Seriously, not trying to start a flame throwing session. If you are on an e-bike and gaining fast on someone who is not, please give a little extra "heads up", ride with reindeer bells, or pause a minute to let the trail clear. I have no problems with e-bikes on our NH trails especially if it gives someone who could not otherwise enjoy them a chance to get out there. I would hate to see them banned because of just a few lapses of courtesy.

Situation: I was coming up to one of my favorite technical climbs. I slowed down a bit to get perfectly lined up when I heard a strange buzz behind me getting louder. I glanced over my shoulder to see a biker coming fast so I hopped off my bike and pulled it off the trail. Before I even got all the way off line, a fellow on an e-bike went sailing past and just blurted out "sorry, e-bike". That's not cool. I have no problem yielding to stronger/faster riders at an appropriate spot. Otherwise I see this like downhill skiing, the person downhill (further down the trail) always has the right of way to the uphill (closing) skier.

Thank you in advance,
Bob K.


----------



## Zeroselect (Aug 12, 2021)

Hikers should also then have the same complaints for mtbers or even people who are slower on a bike. It has nothing to do with being a ebike, Its just basic trail courtesy. The guy you spoke of is just a douche.


----------



## DtEW (Jun 14, 2004)

I’ll also attest that this is really an asshole problem with a correlation to the Strava-KOM-problem, not a particular e-bike problem… although this one thought that somehow he could use the e-bike as a rationalization for his shitty behavior, whereas he’s actually intensifying whatever harm he’s inflicting.

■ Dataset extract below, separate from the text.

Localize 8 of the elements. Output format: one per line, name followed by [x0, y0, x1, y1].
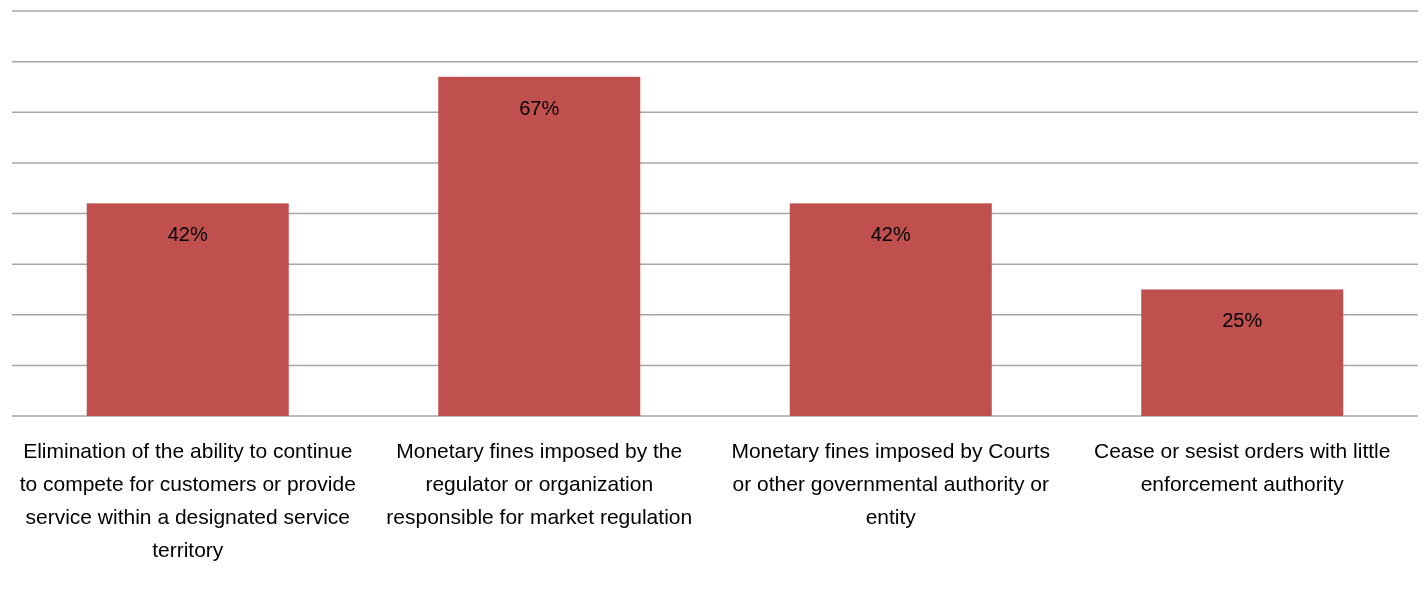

As an e-bike user, this boils my blood.

But no, this is not a particular problem inherent to e-bikes. If anything, e-bikes are less dependent on the momentum nonelectric bike users need to carry to attack steep and/or technical climbs.


----------



## Sparticus (Dec 28, 1999)

Like any other bike, an ebike may be a tool used by a tool.
=sParty


----------



## Klurejr (Oct 13, 2006)

Post like this always go south. Just gonna close this now.


----------